Posted by Admin | 24 Feb

Endotoxin is the lipopolysaccharide component of the cell wall released by gram-negative bacilli when they grow or break down when they die. In vitro and in vivo experiments have proved that endotoxin has the characteristics of heat resistance, acid, and alkali resistance. After endotoxin enters the body, it can cause fever, vasodilation, an increase in vascular permeability, an increase of neutrophils, complement activation, a decrease in blood pressure, and other pathophysiological reactions. In severe cases, it can lead to disseminated intravascular coagulation and multiple organ failure. With the development of basic research and clinical research, people have a better understanding of the structure, function, and mechanism of action of endotoxin. It is also found that the occurrence and development of many diseases are closely related to endotoxin. Endotoxemia may involve surgery, internal medicine, gynecology and obstetrics, pediatrics, neurology, emergency department, etc., but it is still closely related to sepsis, multiple organ failure, acute respiratory distress syndrome, disseminated intravascular coagulation, liver disease, etc. Therefore, it is of great significance to actively carry out basic and clinical research on endotoxin for clarifying the pathogenesis of these diseases and establishing corresponding treatment measures.

 

Although the research on endotoxin has been carried out for decades, there is still no complete book in China that specifically describes the relationship between the basis of endotoxin and clinical practice. In recent years, with the deepening understanding of the mechanism of action and signal transduction pathway of endotoxin, various strategies for anti-endotoxemia have been established and developed, which provides new ideas for the treatment of endotoxemia in the future.

 

After endotoxin enters the body, it can directly produce toxicity on the biological membrane of cells, but more importantly, it can make the body produce a variety of inflammatory mediators through the cytotoxic effect mediated by monocyte and macrophage, thus affecting the metabolism of cells, finally leading to cell death, and affecting the integrity of organ function and barrier function. The elucidation of the Toll-like receptor family makes the signal transduction pathway of endotoxin more perfect. It is generally believed that after endotoxin enters the body, it combines with lipopolysaccharide-binding protein to form a complex that transmits lipopolysaccharide to the CD14 receptor on the mononuclear-macrophage membrane, and physical contacts with the domain of toll-like receptor 4 with leucine-rich repeats, which changes the conformation of toll-like receptor 4, Through its cytoplasmic domain, it can recruit intramedullary differentiation protein 88 (My88) and interleukin-1 (IL-1) receptor-associated kinase to undergo self-phosphorylation, trigger enzyme cascade reaction, and finally activate NF-M κ B and other transcription factors, synthesis and secretion of a large number of cytokines play a role.

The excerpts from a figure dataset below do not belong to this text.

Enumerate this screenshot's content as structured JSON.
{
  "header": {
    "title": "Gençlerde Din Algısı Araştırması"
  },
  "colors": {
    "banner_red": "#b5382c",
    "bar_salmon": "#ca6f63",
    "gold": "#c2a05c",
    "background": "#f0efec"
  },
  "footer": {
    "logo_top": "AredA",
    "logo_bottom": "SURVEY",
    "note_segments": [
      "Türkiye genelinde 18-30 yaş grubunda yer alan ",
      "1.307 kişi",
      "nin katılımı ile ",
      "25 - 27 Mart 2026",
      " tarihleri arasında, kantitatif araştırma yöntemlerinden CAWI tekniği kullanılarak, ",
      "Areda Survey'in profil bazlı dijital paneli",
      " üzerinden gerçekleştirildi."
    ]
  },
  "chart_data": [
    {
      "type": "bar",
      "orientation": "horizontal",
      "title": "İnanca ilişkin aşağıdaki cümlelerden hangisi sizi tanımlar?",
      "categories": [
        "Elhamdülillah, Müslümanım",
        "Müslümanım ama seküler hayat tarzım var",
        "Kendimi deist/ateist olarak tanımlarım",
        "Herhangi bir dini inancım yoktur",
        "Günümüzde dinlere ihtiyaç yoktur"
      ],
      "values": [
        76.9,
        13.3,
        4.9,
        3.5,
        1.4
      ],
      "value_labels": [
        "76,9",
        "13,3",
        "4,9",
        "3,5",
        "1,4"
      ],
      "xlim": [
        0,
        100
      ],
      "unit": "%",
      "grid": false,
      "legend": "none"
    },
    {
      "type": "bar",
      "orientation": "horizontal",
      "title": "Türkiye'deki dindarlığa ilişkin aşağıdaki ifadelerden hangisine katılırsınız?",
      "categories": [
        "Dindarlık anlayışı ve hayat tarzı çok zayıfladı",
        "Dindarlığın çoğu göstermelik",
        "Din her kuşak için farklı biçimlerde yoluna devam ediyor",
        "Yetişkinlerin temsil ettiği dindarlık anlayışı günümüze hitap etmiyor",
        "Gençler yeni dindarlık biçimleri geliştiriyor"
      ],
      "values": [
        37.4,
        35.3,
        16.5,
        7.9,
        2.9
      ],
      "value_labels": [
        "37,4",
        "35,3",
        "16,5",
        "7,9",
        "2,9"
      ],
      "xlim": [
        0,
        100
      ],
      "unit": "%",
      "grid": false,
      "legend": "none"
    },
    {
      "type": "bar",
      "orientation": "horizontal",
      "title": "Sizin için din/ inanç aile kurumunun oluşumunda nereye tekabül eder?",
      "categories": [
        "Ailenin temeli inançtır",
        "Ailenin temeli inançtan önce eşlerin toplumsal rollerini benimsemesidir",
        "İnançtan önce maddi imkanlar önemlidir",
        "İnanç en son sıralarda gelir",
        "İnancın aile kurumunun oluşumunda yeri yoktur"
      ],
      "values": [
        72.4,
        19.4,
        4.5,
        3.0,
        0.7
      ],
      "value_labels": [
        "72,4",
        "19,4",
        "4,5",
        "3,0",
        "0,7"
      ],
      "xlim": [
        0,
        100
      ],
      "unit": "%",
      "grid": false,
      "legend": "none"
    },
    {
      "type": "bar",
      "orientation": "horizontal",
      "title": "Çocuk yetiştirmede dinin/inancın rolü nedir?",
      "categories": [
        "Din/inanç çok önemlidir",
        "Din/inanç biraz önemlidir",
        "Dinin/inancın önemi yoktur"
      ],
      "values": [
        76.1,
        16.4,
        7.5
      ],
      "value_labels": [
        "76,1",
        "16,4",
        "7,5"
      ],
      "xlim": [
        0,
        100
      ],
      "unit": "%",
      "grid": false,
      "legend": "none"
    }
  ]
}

Many inflammatory mediators are involved in the biological effects of endotoxin, such as TNF- αInterleukins, NO, complement, prostaglandins, platelet-activating factors, etc. Intestinal bacteria and endotoxin translocation are one of the main factors of endotoxemia, and also an important cause of death of multiple organ failure and liver disease endotoxemias. Emphasis on the treatment of intestinal bacteria and endotoxin translocation is an important means to reduce the occurrence of multiple organ failure in surgical operations and other critical patients and reduce the mortality of patients with liver diseases.

 

Up to now, there are no specific measures for the treatment of endotoxemia. Although the use of antibiotics can effectively control a bacterial infection, it may increase the risk of endotoxemia. Endotoxin antibody was once considered to be effective in the treatment of endotoxemia, but clinical research has proved that it is ineffective; Other measures include inhibiting lipid A synthesis and blocking endotoxin signal transduction to reduce cytokine secretion, which may be effective in the treatment of endotoxemia, but still need to be confirmed by clinical practice.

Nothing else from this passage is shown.